Advising with empathy and experience

1400 maternity errors each week in English hospitals.

On average, more than 1,400 mistakes, some of which have life-changing consequences, are recorded by maternity staff in English hospitals every week.

Adam Asquith, who, with his fiancé, Sarah Ellis, was expecting their first child in 2014, said: “Every day we have to live with the fact that we're a victim of the NHS."

Sarah said: "When I first fell pregnant, everything was amazing. We were over the moon.”

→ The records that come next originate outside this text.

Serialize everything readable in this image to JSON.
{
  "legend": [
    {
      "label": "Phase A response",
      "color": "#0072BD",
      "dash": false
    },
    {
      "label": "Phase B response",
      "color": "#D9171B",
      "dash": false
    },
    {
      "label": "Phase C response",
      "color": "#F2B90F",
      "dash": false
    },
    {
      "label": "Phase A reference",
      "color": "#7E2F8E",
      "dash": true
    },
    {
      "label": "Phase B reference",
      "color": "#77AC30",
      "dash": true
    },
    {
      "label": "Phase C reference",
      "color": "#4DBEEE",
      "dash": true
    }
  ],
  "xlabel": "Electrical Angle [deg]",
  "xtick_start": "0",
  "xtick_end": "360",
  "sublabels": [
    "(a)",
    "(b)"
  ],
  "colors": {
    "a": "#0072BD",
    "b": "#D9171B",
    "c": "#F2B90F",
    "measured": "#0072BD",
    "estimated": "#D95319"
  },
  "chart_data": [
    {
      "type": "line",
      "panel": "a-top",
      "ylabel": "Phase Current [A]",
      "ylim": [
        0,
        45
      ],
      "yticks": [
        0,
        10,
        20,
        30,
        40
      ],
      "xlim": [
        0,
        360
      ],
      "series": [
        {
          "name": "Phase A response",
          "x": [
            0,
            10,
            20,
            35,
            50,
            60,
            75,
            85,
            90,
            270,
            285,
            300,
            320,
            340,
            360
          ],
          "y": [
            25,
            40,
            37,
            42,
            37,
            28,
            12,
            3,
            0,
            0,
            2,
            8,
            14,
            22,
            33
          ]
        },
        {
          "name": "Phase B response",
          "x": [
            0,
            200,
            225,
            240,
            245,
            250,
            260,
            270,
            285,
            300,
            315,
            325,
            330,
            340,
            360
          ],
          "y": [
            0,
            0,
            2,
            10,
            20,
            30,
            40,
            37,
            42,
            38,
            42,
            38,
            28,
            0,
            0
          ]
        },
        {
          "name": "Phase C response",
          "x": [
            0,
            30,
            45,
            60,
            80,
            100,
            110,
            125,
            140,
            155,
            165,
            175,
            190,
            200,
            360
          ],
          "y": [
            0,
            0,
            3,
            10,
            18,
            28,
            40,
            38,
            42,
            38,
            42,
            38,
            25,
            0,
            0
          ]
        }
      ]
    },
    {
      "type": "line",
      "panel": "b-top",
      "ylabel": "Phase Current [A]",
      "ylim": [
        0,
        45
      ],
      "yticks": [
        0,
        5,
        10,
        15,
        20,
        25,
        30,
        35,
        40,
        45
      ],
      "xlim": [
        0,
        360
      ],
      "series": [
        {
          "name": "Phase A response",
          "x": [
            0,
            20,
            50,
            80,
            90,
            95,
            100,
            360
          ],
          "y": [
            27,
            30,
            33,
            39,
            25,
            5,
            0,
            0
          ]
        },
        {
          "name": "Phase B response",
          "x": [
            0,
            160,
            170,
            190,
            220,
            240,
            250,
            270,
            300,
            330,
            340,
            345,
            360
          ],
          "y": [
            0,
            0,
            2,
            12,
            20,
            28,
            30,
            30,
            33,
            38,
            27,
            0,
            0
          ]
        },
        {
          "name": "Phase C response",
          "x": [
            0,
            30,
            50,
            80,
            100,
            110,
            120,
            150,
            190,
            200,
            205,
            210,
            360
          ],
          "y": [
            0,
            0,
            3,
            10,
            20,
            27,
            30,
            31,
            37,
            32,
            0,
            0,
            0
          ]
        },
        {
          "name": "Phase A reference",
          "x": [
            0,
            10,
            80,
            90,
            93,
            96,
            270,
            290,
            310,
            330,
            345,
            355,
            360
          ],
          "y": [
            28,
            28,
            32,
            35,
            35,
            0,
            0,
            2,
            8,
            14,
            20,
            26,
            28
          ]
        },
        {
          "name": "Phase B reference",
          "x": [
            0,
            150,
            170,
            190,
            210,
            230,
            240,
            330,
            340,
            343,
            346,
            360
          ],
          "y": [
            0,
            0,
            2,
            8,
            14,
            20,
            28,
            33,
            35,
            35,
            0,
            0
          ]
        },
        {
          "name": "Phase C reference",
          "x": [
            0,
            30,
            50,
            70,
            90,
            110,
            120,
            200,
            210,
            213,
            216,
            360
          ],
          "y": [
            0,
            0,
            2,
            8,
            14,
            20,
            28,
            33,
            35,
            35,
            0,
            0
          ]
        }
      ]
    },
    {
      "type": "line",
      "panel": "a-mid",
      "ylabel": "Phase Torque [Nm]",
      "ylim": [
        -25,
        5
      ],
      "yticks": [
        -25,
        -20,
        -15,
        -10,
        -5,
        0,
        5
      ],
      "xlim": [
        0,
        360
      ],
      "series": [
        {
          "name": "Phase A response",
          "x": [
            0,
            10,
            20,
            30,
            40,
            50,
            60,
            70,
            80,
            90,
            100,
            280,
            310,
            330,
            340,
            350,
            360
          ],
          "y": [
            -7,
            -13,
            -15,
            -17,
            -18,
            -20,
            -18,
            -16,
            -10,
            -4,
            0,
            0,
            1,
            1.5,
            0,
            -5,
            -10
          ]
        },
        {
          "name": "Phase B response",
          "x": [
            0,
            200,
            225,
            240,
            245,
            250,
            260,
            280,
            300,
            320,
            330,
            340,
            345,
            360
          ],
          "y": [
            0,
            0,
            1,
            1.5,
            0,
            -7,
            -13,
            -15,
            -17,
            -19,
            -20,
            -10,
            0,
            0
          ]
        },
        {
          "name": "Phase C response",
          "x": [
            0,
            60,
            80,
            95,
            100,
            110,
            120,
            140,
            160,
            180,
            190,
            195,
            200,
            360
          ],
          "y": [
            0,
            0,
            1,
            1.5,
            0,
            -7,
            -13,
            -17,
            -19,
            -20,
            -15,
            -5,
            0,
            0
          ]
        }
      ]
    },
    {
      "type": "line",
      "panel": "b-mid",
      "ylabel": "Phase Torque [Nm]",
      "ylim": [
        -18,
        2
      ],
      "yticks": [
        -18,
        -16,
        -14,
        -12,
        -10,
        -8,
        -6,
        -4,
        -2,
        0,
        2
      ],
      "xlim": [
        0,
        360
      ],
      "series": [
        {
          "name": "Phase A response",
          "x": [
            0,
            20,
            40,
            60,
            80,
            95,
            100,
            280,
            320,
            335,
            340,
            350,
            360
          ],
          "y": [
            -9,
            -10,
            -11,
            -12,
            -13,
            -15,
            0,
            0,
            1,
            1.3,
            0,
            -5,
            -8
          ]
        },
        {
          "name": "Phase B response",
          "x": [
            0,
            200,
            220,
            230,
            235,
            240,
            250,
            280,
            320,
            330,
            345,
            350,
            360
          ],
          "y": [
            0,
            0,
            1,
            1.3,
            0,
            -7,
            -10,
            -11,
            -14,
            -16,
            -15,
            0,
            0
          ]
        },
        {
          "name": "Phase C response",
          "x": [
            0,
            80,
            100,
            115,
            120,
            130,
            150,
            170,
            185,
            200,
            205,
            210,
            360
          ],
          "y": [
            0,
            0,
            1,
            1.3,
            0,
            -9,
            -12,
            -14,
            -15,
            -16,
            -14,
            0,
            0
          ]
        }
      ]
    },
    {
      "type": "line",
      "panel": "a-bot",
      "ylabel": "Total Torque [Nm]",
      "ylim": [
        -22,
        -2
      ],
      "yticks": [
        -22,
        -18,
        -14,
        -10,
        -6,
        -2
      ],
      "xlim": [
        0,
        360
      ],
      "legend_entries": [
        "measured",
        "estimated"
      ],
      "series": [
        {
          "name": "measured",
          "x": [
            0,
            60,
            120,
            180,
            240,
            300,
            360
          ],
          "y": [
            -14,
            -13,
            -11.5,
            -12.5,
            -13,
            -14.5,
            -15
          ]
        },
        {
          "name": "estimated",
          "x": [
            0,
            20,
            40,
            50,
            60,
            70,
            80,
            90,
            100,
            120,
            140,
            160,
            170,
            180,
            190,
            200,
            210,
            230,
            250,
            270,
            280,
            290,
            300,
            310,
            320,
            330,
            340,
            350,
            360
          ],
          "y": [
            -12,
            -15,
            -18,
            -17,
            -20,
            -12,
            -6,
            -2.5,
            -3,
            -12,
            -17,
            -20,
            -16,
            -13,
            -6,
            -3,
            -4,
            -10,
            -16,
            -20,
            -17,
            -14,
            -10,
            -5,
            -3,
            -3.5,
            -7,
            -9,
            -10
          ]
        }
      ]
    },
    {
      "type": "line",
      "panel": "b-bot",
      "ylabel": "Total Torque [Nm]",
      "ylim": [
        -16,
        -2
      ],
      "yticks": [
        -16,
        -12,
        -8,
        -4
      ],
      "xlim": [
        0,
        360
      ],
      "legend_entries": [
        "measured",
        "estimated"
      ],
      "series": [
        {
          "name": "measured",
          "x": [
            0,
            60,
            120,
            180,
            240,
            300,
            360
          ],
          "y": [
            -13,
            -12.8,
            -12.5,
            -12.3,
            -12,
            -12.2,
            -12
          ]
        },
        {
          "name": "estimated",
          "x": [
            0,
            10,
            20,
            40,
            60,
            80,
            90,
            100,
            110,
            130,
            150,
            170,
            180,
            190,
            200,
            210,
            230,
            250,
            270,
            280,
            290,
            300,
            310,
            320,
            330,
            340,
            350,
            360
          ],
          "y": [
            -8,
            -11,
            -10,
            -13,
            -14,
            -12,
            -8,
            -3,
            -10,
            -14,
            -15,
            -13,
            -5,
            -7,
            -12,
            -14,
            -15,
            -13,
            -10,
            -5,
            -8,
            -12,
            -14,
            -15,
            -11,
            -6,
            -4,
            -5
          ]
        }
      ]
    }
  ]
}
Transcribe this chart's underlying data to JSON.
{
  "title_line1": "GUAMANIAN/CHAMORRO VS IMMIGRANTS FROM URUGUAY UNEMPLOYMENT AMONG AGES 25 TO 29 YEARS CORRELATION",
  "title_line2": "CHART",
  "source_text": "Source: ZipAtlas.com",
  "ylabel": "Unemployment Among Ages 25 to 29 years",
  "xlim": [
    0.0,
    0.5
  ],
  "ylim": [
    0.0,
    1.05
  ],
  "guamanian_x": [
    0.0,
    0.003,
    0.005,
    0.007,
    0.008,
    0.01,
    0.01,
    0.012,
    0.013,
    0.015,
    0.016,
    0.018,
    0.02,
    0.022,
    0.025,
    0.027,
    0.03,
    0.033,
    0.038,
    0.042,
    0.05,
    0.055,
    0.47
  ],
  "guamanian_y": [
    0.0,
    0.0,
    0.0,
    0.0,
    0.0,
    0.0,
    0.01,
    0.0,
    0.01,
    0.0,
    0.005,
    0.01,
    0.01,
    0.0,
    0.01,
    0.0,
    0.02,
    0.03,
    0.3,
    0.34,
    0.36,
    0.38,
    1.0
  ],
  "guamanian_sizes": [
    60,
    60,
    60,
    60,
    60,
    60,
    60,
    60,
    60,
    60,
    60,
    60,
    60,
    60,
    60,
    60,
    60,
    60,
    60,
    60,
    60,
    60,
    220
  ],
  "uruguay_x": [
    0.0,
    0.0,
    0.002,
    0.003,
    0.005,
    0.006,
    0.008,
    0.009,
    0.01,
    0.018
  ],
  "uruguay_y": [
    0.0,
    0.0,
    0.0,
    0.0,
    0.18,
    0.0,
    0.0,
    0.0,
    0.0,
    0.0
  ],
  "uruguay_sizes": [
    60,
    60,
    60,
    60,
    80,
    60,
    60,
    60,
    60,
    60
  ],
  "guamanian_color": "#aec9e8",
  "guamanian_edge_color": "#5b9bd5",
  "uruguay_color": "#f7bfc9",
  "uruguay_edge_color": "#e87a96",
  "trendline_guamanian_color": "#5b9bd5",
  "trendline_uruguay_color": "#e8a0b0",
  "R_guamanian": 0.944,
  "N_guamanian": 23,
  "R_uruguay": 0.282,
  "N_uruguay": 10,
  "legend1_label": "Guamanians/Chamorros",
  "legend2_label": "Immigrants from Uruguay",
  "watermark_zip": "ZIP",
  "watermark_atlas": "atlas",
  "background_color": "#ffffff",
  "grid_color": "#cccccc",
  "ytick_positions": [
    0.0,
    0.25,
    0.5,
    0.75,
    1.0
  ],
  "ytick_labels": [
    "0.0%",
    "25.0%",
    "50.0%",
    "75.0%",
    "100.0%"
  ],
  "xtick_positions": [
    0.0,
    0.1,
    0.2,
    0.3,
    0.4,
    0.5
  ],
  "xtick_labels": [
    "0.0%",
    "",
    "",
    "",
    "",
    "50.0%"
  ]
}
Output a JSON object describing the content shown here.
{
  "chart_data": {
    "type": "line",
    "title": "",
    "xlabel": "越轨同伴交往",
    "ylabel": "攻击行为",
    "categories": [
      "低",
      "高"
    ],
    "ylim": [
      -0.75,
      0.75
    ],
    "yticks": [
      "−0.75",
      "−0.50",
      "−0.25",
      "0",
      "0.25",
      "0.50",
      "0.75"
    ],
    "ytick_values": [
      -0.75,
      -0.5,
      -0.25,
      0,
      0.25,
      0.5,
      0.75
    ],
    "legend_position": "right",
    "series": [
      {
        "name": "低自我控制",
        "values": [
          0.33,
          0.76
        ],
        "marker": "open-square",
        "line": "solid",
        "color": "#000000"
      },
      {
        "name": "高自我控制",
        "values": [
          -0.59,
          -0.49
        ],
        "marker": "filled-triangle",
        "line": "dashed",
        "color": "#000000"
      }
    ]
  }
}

When she went into labour, the pair headed to Calderdale Royal Hospital, Halifax, but Sarah was left waiting on a busy maternity ward, even though she told staff she was concerned she couldn't feel her baby moving.

She says: "We were left for six hours. We didn't really know anything. They just told us that everything was OK.” Their child, Gino, was finally delivered by caesarean section.

Adam says: "One of the doctors pulled me to one side and said: “He was born in a really bad condition, and if he does pull through, he's going to be very badly brain damaged.”

Gino was placed on a life-support machine but a few days later, Sarah and Adam were advised to withdraw treatment.

Sarah adds: "The words used were that he was 'unrecoverable' and that was when we knew he wasn't going to get any better. We had to make a joint decision that we would turn the machines off."

The inquest later showed Sarah should have been granted an emergency Caesarean section hours before this happened.

A report found medical staff had failed to act on warning signs and Gino had been severely starved of oxygen.

The coroner said the hospital had missed four opportunities to save Gino's life.

Sarah adds: "Everyone makes mistakes but to see so many people make so many different mistakes within six hours is just shocking. Gino's life was in their hands and they didn't take care of him."

Sarah and Adam decided to take legal action against the hospital trust and were paid compensation.

A Freedom of Information request found that an average of more than 1,400 mistakes a week were recorded in England's NHS maternity units between 2013 and 2016.

Figures from 81 NHS trusts out of the 132 in England showed 305,019 ‘adverse incidents’ had been recorded in the four-year period. The incidents are when there has been unexpected harm, injury or death and include anything from records being lost to a mother or baby dying.

Figures from 39 trusts, for the same four-year period, showed 259 deaths of mothers or babies had been recorded as avoidable or unexpected.

The then health secretary, Jeremy Hunt, said the government had invested almost £40m since 2010 to make "tangible physical improvements" to maternity units.

The Royal College of Midwives says safety is being compromised by the pressure maternity services are under.

Chief executive of the college, Cathy Warwick, said: "The simple truth is we do not have enough midwives. We are also seeing more leaving the profession because of stress, and a slight reduction in the number of student midwives training.

"We need to reduce the number of mistakes to an absolute minimum. We can't deliver the safest possible care if we don't have enough midwives and doctors working here."